Where to start with such claims? First, even social contract theory rests on some prior theory of rights, for it implies that people have the right to engage in the making of social contracts and that agreement (consent) is important, which can’t be established on the grounds that we agree that it’s important. (As an aside, I should point out that Borders is on weak ground when he makes sweeping claims about various philosophical positions. For example, he mischaracterizes Locke’s theory of the state of nature and confuses it with Hobbes’; for Locke the state of nature is purely relational, such that two people who live in or under different states are in a state of nature relative to each other, but that does not imply that they have no obligations or rights relative to each other. There is no reason to presume that someone not a part of a particular social contract is a presumed enemy.)

Second, Borders does not deal with the core classical liberal position that there is a general presumption against waging war. There is a very large and impressive tradition governing the waging of war (“just war theory”) and one of the important pillars on which it rests is that unless a war meets various criteria, it is unjustified. The burden of proof is always on the person justifying a war. War is not a good thing in and of itself. It may be a necessary evil, but it requires justification. Borders doesn’t address whether that burden was discharged in the Iraq war. I and others do not think that it was. Where is the argument that it was justified? Purple prose about an unfleshed-out theory that “rests neither on the foundational axioms associated with traditional moral theories, nor on the nihilism and disorderly assertions of the so-called Postmoderns” does not do the job. Arguments and evidence about threats to the U.S., evidence of WMD, evidence of collusion with Al Qaeda in the 9-11 attacks, and so forth are the stuff of such a justification, not irrelevant claims about Rawlsian constructivism and natural rights.

I’m sure that Mr. Borders is a fine and intelligent person, but he ought to think a bit more carefully — and maybe even pass his articles around the office and ask for criticisms — before publishing sweeping claims about important matters of war and peace.

P.S. Will Wilkinson has a post discussing Borders’ essay.



11 Responses to “A Curious Case for Interventionism”

  1. Allow me to preface all of this by saying I have always admired Mr. Palmer and his work at Cato. I hope this exchange will give me the opportunity to meet him in person (I’m ready to take my beating).

    First, Mr. Palmer chides me on both verbosity and poor grammar: …his misuse of the English language (e.g., the word “pace” and the term “hedge my bets”), I found it [the article] quite unpersuasive.

    If only the editorial staff at TCS had the pedants on staff to find poor phrasing like ‘hedging one’s bets.’ I can see how I should have used “place my bets,” since to hedge is really more to balance one’s bets in order to guard against risk. Thanks to Mr. Palmer for pointing out this subtlety. As for the term pace (roughly, with the consent of) – I am still not clear as to how I misused the term. I’m sure Mr. Palmer will tell me, however.

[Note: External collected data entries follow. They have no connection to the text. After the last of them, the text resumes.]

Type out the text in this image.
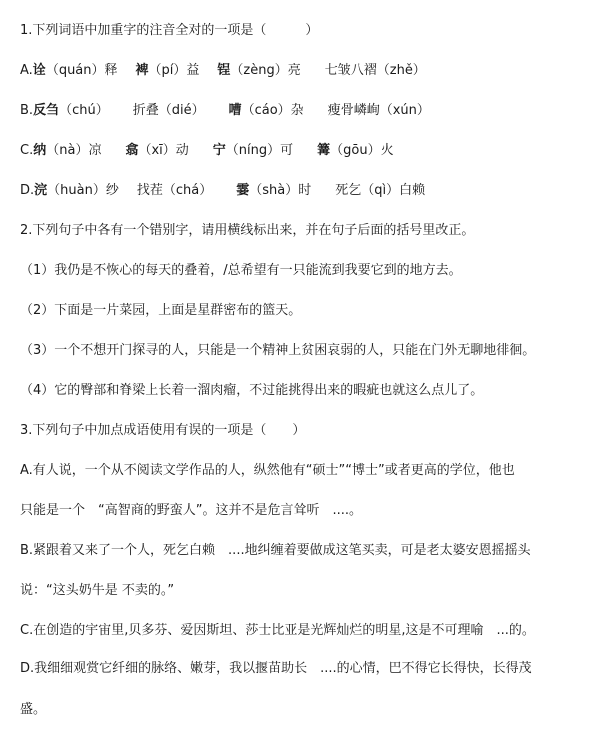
1.下列词语中加重字的注音全对的一项是（　　　）
A.诠（quán）释 裨（pí）益 锃（zèng）亮 七皱八褶（zhě）
B.反刍（chú） 折叠（dié） 嘈（cáo）杂 瘦骨嶙峋（xún）
C.纳（nà）凉 翕（xī）动 宁（níng）可 篝（gōu）火
D.浣（huàn）纱 找茬（chá） 霎（shà）时 死乞（qì）白赖
2.下列句子中各有一个错别字，请用横线标出来，并在句子后面的括号里改正。
（1）我仍是不恢心的每天的叠着，/总希望有一只能流到我要它到的地方去。
（2）下面是一片菜园，上面是星群密布的篮天。
（3）一个不想开门探寻的人，只能是一个精神上贫困哀弱的人，只能在门外无聊地徘徊。
（4）它的臀部和脊梁上长着一溜肉瘤，不过能挑得出来的暇疵也就这么点儿了。
3.下列句子中加点成语使用有误的一项是（　　）
A.有人说，一个从不阅读文学作品的人，纵然他有“硕士”“博士”或者更高的学位，他也
只能是一个　“高智商的野蛮人”。这并不是危言耸听　....。
B.紧跟着又来了一个人，死乞白赖　....地纠缠着要做成这笔买卖，可是老太婆安恩摇摇头
说：“这头奶牛是 不卖的。”
C.在创造的宇宙里,贝多芬、爱因斯坦、莎士比亚是光辉灿烂的明星,这是不可理喻　...的。
D.我细细观赏它纤细的脉络、嫩芽，我以揠苗助长　....的心情，巴不得它长得快，长得茂
盛。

    Let me address some of Mr. Palmer’s points in turn:

    Palmer: First, even social contract theory rests on some prior theory of rights, for it implies that people have the right to engage in the making of social contracts and that agreement (consent) is important, which can’t be established on the grounds that we agree that it’s important.

    I’m afraid not, Mr. Palmer. No respectable contractarian theory rests on any prior notion of rights. (See Buchanan, Narveson, Gauthier and Hobbes to drop a few.) If such theories you’ve read rest on the presumption of rights, they are circular arguments and they rest on spurious claims to moral realism.
    Palmer: (As an aside, I should point out that Borders is on weak ground when he makes sweeping claims about various philosophical positions. For example, he mischaracterizes Locke’s theory of the state of nature and confuses it with Hobbes’; for Locke the state of nature is purely relational, such that two people who live in or under different states are in a state of nature relative to each other, but that does not imply that they have no obligations or rights relative to each other. There is no reason to presume that someone not a part of a particular social contract is a presumed enemy.)
    In the context of a TCS piece, my intention was to contrast Hobbes and Locke in terms of how they arrive at rights. Locke uses a theological justification, where Hobbes uses the notion of covenants. I did not mean to compare or contrast each thinker’s different conception of the social contract, as Mr. Palmer has improperly accuses me of doing.
    Palmer: Second, Borders does not deal with the core classical liberal position that there is a general presumption against waging war. There is a very large and impressive tradition governing the waging of war (“just war theory”) and one of the important pillars on which it rests is that unless a war meets various criteria, it is unjustified. The burden of proof is always on the person justifying a war. War is not a good thing in and of itself. It may be a necessary evil, but it requires justification. Borders doesn’t address whether that burden was discharged in the Iraq war. I and others do not think that it was.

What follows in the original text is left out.